Entropic force in matrix
Wei-shui Xu
TL;DR
This work embeds Verlinde's entropic gravity idea into matrix theory by modeling $N$ D0-branes in a constant RR $4$-form background and treating a fuzzy sphere $X^i=fJ_i$ as a holographic screen with radius $R^2=f^2 j(j+1)$. Quantum fluctuations around this screen are analyzed via off-diagonal modes, yielding bosonic and fermionic mass spectra and mass matrices $\mathcal{M}_B^2$ and $\mathcal{M}_F$, which feed into a finite-temperature partition function. The resulting free energy $\mathcal{F}=\mathcal{F}^{(0)}+\mathcal{F}^{(1)}dx+\cdots$ produces an entropic force $F=\beta\frac{\partial \mathcal{F}^{(1)}}{\partial \beta}$, with two regimes: (i) large $R$ where $S^{(0)}=\frac{21\zeta(3)k_B N^2 \lambda^2}{\beta^2 R^2}$ and $F= -\frac{21\zeta(3) N^2 \lambda^2}{\beta^3 R^3}$, not matching Verlinde's $1/R^2$ law, and (ii) small $R$ with $f\to0$ and $N$ large, where $S^{(0)}\propto N^2$ and $F\propto -1/(\beta R)\propto -1/R^2$, indicating entropic gravity in the RR-free regime.
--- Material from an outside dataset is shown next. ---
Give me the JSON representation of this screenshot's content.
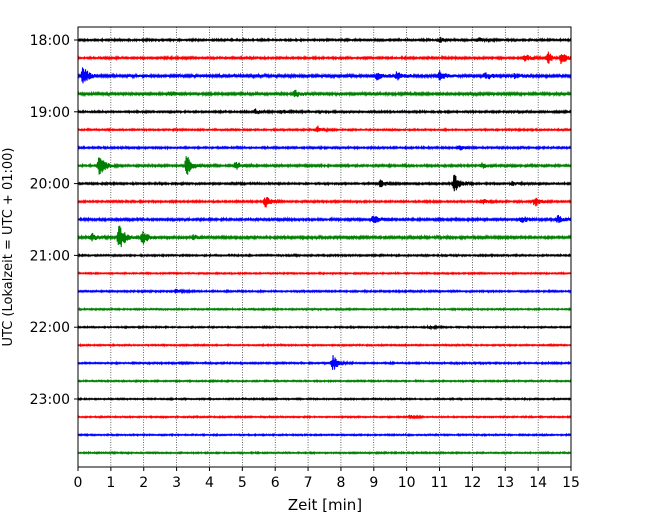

This work clarifies the conditions under which gravity can emerge as an entropic force in a matrix-theory context and highlights the role of the holographic screen choice.
Abstract
We consider the entropic force in matrix theory. We find the gravity in bulk can be emergent from the entropic force.